Berlin, Deutschland (Weltexpress). Entgegen den verbreiteten Lügen, beim Anschluss der DDR an die BRD als „friedlicher Revolution“ habe es keine Toten gegeben, sieht die Realität auch hier anders aus. Die Verlierer der Geschichte wurden nicht, wie der damalige Justizminister der BRD, Klaus Kinkel, erklärte, in Lager gesperrt, sondern ins soziale Abseits gedrängt. 1 Das hieß, dass Unzählige mit Berufsverbot belegt, ihre Menschenwürde mit Füßen getreten, gegen sie eine unsägliche Lügen- und Hetzkampagne geführt, Tausende von Gericht gezerrt und verurteilt wurden. Über die Zahl derer, die dem nicht stand hielten, denen die Kraft fehlte, zu widerstehen, die Hand an sich selbst legten, liegen keine Angaben vor. Ausgenommen einen Fall, zu dem sich Hans Modrow äußerte, ist nicht bekannt geworden, dass sich die führenden Opportunisten, die die DDR in den Untergang trieben, sich dazu äußerten, ganz zu Schweigen davon, der Toten zu gedenken.
Das geschah in einer Studie der Zeitschrift „Icarus“ der Gesellschaft für Bürger- und Menschenrecht (GBM) in Heft 3 und 4/ 2006, die schrieb, dass die Zahl dieser Toten in die Zehntausende geht, wenn sie nicht gar, wie intern angenommen wird, die Einhunderttausend erreichte. Laut der französischen Nachrichtenagentur „AFP“ töteten sich bereits im Jahr nach der Einverleibung der DDR in Ostdeutschland 4 294 Menschen selbst. ,Die Opfer waren Arbeiter und Genossenschaftsbauern, Lehrer, Ingenieure und Journalisten, Ärzte, Künstler und Wissenschaftler, von den Massenentlassungen Betroffene, obdachlos gewordene Personen, Kinder, die die Demütigungen ihrer Eltern nicht ertrugen. Der Suizidexperte Udo Grashoff berichtete, dass von 1989 bis 1991 die Selbstmordrate in den neuen Bundesländern um rund zehn Prozent anstieg. Wie viele von den über 11 000 Menschen, die in der Bundesrepublik jährlich Selbstmord begehen, Opfer der „Wende“ wurden, ist nicht bekannt.

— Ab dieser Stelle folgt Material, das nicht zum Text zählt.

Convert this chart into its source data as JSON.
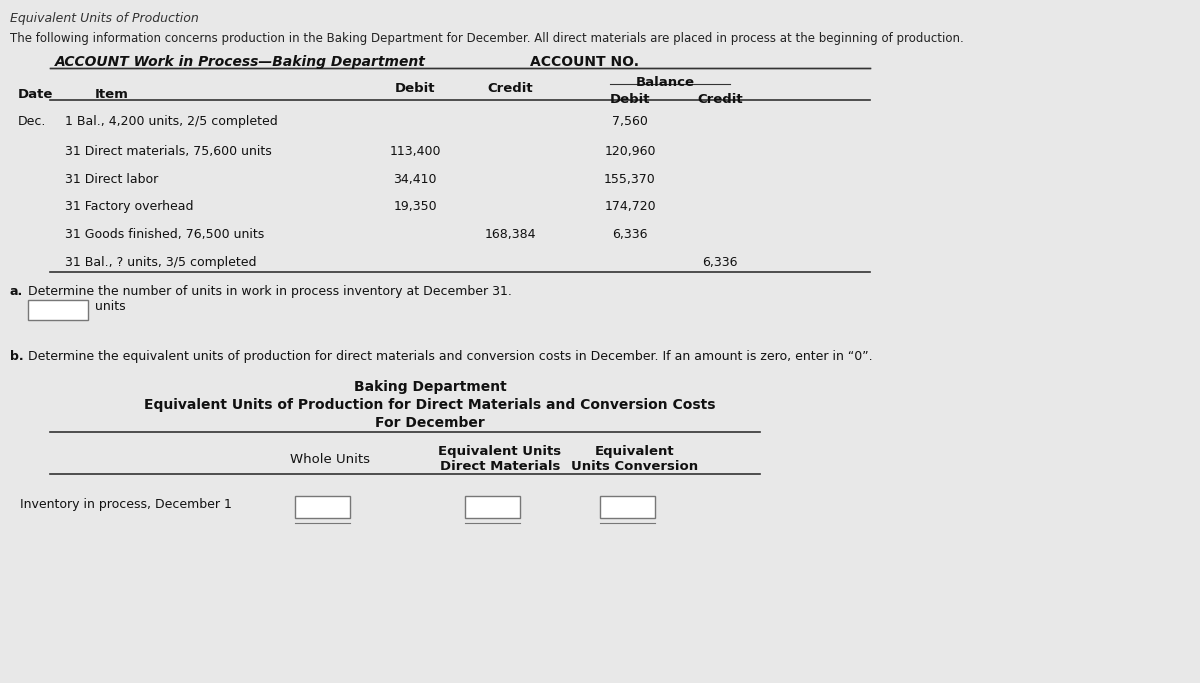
{
  "bg_color": "#e8e8e8",
  "title_top": "Equivalent Units of Production",
  "subtitle": "The following information concerns production in the Baking Department for December. All direct materials are placed in process at the beginning of production.",
  "account_title": "ACCOUNT Work in Process—Baking Department",
  "account_no_label": "ACCOUNT NO.",
  "rows": [
    {
      "date": "Dec.",
      "day": "1",
      "item": "Bal., 4,200 units, 2/5 completed",
      "debit": "",
      "credit": "",
      "bal_debit": "7,560",
      "bal_credit": ""
    },
    {
      "date": "",
      "day": "31",
      "item": "Direct materials, 75,600 units",
      "debit": "113,400",
      "credit": "",
      "bal_debit": "120,960",
      "bal_credit": ""
    },
    {
      "date": "",
      "day": "31",
      "item": "Direct labor",
      "debit": "34,410",
      "credit": "",
      "bal_debit": "155,370",
      "bal_credit": ""
    },
    {
      "date": "",
      "day": "31",
      "item": "Factory overhead",
      "debit": "19,350",
      "credit": "",
      "bal_debit": "174,720",
      "bal_credit": ""
    },
    {
      "date": "",
      "day": "31",
      "item": "Goods finished, 76,500 units",
      "debit": "",
      "credit": "168,384",
      "bal_debit": "6,336",
      "bal_credit": ""
    },
    {
      "date": "",
      "day": "31",
      "item": "Bal., ? units, 3/5 completed",
      "debit": "",
      "credit": "",
      "bal_debit": "",
      "bal_credit": "6,336"
    }
  ],
  "question_a_label": "a.",
  "question_a_text": "Determine the number of units in work in process inventory at December 31.",
  "question_a_units": "units",
  "question_b_label": "b.",
  "question_b_text": "Determine the equivalent units of production for direct materials and conversion costs in December. If an amount is zero, enter in “0”.",
  "table_b_title1": "Baking Department",
  "table_b_title2": "Equivalent Units of Production for Direct Materials and Conversion Costs",
  "table_b_title3": "For December",
  "table_b_col1": "Whole Units",
  "table_b_col2_line1": "Equivalent Units",
  "table_b_col2_line2": "Direct Materials",
  "table_b_col3_line1": "Equivalent",
  "table_b_col3_line2": "Units Conversion",
  "table_b_row1": "Inventory in process, December 1"
}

Autoren der Studie waren u. a. der bekannte Faschismusforscher der DDR, Prof. Manfred Weißbecker, der Ökonom Prof. Harry Nick, der Pfarrer Dr. Dieter Frielinghaus, die Schauspielerin Käthe Reichel und der Rechtsanwalt Peter Michael Diestel. Weißbecker schrieb über seinen Kollegen an der Jenenser Universität Prof. Gerhard Riege, dem als Mitglied des Bundestages in dem „hohen Haus“ blanker antikommunistischer Hass entgegenschlug. In ihm entäußerte sich ein „Ungeist, der noch Schlimmeres als Keim in sich trägt“, urteilte Gerhard Haney, einer der Kollegen Rieges. „Sie werden den Sieg über uns voll auskosten. Nur die vollständige Hinrichtung ihres Gegners gestattet es ihnen, die Geschichte umzuschreiben und von allen braunen und schwarzen Flecken zu reinigen“, schrieb Prof. Riege bevor er am 15. Februar 1992 den Freitod wählte.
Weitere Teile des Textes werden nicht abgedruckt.